OSLO (Reuters) - A sharp rise in the deployment of carbon capture, utilisation and storage (CCUS) technology is needed globally if countries are to meet net-zero emissions targets designed to slow climate change, the International Energy Agency (IEA) said on Thursday.
A growing number of countries and companies are targeting net zero carbon dioxide (CO2) emissions by around the middle of the century in the wake of the 2015 Paris climate agreement.
To reach that, the amount of CO2 captured must rocket to 800 million tonnes in 2030 from around 40 million tonnes today, the IEA, which advises industrialised nations on energy policies, said in a report.
Up to $160 billion needs to be invested in the technology by 2030, a ten-fold increase from the previous decade, it added.

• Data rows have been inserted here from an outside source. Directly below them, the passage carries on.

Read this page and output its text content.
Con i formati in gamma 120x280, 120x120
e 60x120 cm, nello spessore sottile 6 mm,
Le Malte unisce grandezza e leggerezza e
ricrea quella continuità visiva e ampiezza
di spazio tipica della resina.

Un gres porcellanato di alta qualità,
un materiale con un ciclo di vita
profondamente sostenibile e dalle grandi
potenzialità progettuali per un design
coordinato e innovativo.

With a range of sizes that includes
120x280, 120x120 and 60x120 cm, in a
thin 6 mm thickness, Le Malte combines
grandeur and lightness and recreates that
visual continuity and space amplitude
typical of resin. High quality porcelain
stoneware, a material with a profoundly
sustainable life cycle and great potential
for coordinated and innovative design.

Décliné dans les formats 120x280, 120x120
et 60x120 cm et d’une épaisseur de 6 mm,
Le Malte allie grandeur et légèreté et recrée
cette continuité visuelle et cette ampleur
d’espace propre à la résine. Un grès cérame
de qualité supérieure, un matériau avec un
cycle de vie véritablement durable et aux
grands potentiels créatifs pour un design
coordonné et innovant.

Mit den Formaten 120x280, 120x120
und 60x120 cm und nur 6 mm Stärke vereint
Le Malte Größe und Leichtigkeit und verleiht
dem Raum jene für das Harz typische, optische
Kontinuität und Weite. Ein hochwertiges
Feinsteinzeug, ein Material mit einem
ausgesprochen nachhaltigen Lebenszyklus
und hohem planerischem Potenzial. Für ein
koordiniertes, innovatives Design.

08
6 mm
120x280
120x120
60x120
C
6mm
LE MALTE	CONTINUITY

“Without it, our energy and climate goals will become virtually impossible to reach,” IEA head Fatih Birol said in a statement.
While the story of CCUS has largely been “one of unmet expectations” due to lack of commercial incentives, large capital costs and public opposition to storage, especially onshore, it was having “significant momentum” this year, the IEA said.
There have been more than 30 new projects announced recently, with governments and industries committing almost $4 billion only this year, Birol told a webinar.
Oil-rich Norway alone has pledged to spend 16.8 billion crowns ($1.76 billion) to build two carbon capture plants and an open access offshore storage, a project dubbed Longship after the vessels used by Vikings.
“While capture and storage in the Viking era generally meant looting, we are trying to bring home what you don’t want to keep, the CO2,” Norway’s Prime Minister Erna Solberg told the webinar.
Birol said the IEA hoped CCUS could become “commercially viable this decade” as building more facilities around the world would help to drive down the costs.